Dan masih banyak pernyataan sejenis yang menggambarkan bagaimana mereka, sebagian saudara-saudara kita belum “tersentuh” oleh para ustadz dan kyai yang memberikan ceramah keagamaan dimasjid-masjid atau majelis taklim karena berbagai alasan, biasanya karena kesibukan atau karena alasan ekonomi, mereka harus menghabiskan sebagian besar waktunya untuk memenuhi periuk nasi dan dapurnya, sehingga mereka “tidak sempat” kemasjid atau menuntut ilmu agama, atau latar belakang mereka yang cenderung tidak mengenalkan mereka pada agama yang benar.
Mereka yang dijalanan, anak-anak terlantar, para preman, pengamen, dan lainya, sebagian besar juga beragama islam, tapi sekali lagi, mereka hampir tidak tersentuh oleh ceramah dan pendidikan islami yang memadai, sehingga mereka tidak tahu jalan kemasjid, tidak tahu shalat, lalu apakah kita akan membiarkan mereka, yang juga saudara kita akan seperti itu selamanya?
Atau cukupkah kita berdalih “aah mereka khan emang nggak mau shalat, nggak mau ngaji, atau mereka khan preman”?
Jikapun mereka preman, kalaupun mereka gembel dan anak jalanan, mereka tetap manusia, mereka tetap saudara seakidah yang juga berhak mendapatkan informasi dan pendidikan agama dari saudaranya yang lain.
Lalu jika pak ustadz dan pak kyai sudah sedemikian sibuk menempa para santri dipesantren dan jama’ah dimajelis taklim,siapa yang peduli akan mereka?
Rasanya kurang bijak kalau kita belum memberikan penerangan kepada mereka, kemudian kita mengklaim bahwa mereka emang sudah begitu dari sononya.

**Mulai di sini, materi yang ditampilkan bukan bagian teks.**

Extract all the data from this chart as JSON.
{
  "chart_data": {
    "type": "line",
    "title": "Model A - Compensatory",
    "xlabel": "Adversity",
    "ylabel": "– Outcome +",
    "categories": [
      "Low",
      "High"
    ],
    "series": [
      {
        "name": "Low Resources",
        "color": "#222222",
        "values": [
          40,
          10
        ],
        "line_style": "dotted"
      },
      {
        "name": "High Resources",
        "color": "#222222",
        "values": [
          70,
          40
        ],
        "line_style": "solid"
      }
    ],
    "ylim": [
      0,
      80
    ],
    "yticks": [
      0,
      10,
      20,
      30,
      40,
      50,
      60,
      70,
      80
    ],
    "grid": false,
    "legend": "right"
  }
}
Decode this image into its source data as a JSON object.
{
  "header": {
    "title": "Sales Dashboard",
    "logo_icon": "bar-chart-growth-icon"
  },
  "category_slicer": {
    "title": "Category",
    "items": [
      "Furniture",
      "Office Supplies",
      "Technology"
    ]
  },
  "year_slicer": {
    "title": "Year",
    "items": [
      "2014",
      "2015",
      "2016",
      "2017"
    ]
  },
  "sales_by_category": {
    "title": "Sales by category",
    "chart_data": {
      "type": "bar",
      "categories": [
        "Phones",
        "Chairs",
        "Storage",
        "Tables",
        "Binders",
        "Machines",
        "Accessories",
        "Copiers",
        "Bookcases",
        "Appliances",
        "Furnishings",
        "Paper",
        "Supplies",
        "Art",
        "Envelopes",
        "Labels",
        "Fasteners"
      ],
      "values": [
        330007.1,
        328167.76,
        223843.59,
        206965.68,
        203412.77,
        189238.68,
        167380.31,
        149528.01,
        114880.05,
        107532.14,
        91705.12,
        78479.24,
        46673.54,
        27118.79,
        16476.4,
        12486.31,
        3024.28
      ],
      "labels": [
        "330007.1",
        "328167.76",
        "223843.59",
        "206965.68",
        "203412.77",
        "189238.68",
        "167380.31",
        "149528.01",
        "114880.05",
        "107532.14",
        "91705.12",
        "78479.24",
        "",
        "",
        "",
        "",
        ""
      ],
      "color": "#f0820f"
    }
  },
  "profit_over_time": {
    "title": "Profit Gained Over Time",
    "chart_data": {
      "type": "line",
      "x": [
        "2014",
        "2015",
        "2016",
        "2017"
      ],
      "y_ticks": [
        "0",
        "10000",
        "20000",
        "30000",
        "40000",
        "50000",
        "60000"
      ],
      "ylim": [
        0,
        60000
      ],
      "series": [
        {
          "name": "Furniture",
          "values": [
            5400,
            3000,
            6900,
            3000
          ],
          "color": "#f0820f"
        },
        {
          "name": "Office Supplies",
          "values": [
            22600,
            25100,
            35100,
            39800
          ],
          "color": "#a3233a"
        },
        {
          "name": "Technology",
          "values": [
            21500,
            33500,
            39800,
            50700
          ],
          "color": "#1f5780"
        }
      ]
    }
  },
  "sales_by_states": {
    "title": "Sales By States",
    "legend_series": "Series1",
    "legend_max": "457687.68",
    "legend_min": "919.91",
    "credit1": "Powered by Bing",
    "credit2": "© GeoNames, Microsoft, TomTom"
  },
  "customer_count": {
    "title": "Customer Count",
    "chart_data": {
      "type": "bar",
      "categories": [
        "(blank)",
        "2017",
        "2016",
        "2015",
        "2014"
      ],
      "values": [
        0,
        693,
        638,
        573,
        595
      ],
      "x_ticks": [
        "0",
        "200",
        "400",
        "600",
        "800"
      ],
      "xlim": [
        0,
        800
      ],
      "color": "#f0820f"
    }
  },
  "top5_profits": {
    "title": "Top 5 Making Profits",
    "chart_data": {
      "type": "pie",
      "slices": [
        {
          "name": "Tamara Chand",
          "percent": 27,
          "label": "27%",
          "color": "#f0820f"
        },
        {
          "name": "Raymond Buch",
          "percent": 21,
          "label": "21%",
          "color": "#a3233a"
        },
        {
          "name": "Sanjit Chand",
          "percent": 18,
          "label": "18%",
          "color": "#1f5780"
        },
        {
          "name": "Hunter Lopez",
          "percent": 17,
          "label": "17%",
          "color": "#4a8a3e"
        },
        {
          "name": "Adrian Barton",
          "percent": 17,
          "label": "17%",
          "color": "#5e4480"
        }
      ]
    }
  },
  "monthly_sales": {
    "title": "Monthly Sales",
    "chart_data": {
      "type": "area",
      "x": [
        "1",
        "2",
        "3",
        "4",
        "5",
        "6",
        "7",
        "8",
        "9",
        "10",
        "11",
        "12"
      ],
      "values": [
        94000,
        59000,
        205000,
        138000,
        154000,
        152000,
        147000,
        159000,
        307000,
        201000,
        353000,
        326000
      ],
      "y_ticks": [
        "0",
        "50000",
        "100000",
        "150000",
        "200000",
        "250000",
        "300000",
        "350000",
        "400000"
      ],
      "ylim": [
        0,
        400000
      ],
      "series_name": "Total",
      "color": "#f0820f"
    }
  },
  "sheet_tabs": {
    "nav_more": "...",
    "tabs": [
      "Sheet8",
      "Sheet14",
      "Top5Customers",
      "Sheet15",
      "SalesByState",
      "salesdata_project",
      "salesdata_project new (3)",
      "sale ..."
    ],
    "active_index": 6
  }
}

Rasanya kurang arif kalau kita membiarkan mereka “tersesat” karena kekurang pedulian kita.
Rasanya kurang sreg kalau kita diam saja menyaksikan mereka dalam ketidaktahuaanya.
Atau jangan-jangan kita justru yang mendapat “teguran” dari Allah karena tingkah pola mereka yang jauh dari tuntunan agama karena ketidak tahuan, sementara kita berdiam diri saja?
Ingat, bahwa malapetaka bukan hanya akan menimpa mereka yang berlaku dhalim,tapi siapapun yang berada disana, tidak peduli dia ustadz atau kyai, tidak peduli mereka yang dhalim dalam ketidak tahuannya; seperti firman Allah berikut;
25. Dan peliharalah dirimu dari pada siksaan yang tidak khusus menimpa orang-orang yang zalim saja di antara kamu. dan Ketahuilah bahwa Allah amat keras siksaan-Nya. (Al Anfal:25)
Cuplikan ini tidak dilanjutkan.